MY LIFE WITH BOB MARLEY

Tart, self-assured, and lasting.

It can’t be said that her relationship with Bob Marley was easy, but his wife of 15 years portrays it as intensely close and spiritual.

Rita Marley grew up in the rough Trench Town slums of Kingston, Jamaica. She was born to sing, and it wasn’t long before she conspired to bump into the Wailing Wailers as they walked to the recording studio down the road from her house. She formed the Soulettes to serve as the Wailers’ backup singers, and she formed a bond with Bob Marley close enough to lead to marriage. She joined Bob in the Rastafarian movement, which has some very specific prescriptions and proscriptions—although evidently, having numerous sexual relations outside marriage was not one of them, as Bob rarely spent the night with Rita. When she decided in 1971, after years of desperate poverty, that “the music thing was definitely not working” and she would have to go work in the US, leaving her children prompted sharp sadness. Meanwhile, Bob was busy back home getting two girlfriends pregnant. After Island Records took a chance on the “bad boys” against industry advice, they shot to fame, Bob played around even more, and the Marleys became as brother and sister.
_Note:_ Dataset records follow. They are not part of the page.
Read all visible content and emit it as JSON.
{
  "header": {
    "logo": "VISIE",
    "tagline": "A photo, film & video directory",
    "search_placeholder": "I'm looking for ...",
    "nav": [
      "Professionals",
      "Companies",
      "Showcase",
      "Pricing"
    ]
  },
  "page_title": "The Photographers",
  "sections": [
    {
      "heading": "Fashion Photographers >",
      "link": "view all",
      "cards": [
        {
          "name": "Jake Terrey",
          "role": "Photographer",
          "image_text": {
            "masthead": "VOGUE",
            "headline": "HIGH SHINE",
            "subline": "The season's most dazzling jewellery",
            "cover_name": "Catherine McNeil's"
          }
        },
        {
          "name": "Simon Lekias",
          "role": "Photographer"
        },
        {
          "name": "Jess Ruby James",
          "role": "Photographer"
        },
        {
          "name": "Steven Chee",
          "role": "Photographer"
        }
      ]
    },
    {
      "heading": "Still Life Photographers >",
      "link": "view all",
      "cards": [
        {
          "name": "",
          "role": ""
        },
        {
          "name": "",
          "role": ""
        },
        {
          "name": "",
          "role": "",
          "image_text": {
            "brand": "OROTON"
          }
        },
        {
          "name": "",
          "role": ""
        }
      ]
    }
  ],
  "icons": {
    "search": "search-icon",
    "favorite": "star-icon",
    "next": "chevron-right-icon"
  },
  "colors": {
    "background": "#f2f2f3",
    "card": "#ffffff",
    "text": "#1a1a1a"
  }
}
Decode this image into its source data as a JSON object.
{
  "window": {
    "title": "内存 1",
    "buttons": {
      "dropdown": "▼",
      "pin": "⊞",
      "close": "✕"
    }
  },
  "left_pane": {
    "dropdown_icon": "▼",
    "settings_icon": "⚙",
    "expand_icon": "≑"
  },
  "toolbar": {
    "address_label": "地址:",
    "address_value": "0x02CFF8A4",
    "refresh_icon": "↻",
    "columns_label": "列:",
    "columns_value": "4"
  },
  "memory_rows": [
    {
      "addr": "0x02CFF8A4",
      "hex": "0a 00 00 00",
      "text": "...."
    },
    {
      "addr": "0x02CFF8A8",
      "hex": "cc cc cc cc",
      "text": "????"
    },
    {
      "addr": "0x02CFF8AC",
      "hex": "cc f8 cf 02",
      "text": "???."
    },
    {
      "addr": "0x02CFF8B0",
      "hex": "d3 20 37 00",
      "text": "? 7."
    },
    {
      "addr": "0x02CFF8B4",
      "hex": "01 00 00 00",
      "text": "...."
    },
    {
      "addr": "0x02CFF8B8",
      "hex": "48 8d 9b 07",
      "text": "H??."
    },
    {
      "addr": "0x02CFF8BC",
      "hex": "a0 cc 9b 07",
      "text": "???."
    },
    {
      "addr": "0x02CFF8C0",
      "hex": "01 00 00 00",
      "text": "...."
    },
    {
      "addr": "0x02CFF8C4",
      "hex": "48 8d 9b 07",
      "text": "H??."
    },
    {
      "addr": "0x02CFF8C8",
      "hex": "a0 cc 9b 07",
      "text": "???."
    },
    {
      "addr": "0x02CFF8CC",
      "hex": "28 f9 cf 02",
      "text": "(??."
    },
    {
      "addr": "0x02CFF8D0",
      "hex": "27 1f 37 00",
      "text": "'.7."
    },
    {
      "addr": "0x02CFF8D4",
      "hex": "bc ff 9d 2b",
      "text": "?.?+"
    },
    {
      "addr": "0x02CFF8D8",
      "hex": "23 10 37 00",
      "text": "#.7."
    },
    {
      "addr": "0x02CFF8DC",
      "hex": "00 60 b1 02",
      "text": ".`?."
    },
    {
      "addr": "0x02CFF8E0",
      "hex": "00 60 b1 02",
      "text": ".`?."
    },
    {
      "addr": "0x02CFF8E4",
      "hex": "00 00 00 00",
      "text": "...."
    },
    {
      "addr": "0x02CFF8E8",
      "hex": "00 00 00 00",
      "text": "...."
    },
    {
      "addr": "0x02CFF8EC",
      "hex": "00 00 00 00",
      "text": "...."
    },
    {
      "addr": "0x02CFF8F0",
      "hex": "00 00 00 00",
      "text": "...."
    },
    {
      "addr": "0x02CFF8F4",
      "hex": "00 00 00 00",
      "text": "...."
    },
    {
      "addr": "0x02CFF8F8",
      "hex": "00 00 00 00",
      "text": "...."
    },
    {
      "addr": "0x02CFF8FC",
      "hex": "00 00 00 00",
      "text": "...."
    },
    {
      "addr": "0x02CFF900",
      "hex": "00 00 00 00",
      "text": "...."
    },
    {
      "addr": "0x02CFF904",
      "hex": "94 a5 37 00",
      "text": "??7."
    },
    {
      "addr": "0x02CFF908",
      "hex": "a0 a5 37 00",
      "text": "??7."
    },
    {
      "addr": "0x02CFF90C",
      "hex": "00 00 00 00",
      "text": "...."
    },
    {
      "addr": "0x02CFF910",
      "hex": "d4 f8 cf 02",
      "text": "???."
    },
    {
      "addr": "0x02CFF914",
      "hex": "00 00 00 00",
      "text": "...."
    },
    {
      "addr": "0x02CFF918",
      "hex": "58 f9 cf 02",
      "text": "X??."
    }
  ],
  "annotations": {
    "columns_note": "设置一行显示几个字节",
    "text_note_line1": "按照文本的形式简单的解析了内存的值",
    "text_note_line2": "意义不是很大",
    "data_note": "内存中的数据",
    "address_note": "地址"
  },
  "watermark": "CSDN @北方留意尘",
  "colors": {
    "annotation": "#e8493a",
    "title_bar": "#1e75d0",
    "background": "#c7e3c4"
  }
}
Rita’s role was to serve as protector: “I’d become more like a guardian. . . . I had more responsibility than just that of a wife,” she writes, admitting that the situation often pained her (“The boys born while I was in Delaware were not the last born outside our marriage, and I ended up taking care of many of them”). Marley doesn’t mince her words as she describes Trench Town, the trials of being penniless followed by the trials of being wealthy, and Bob’s probably preventable death.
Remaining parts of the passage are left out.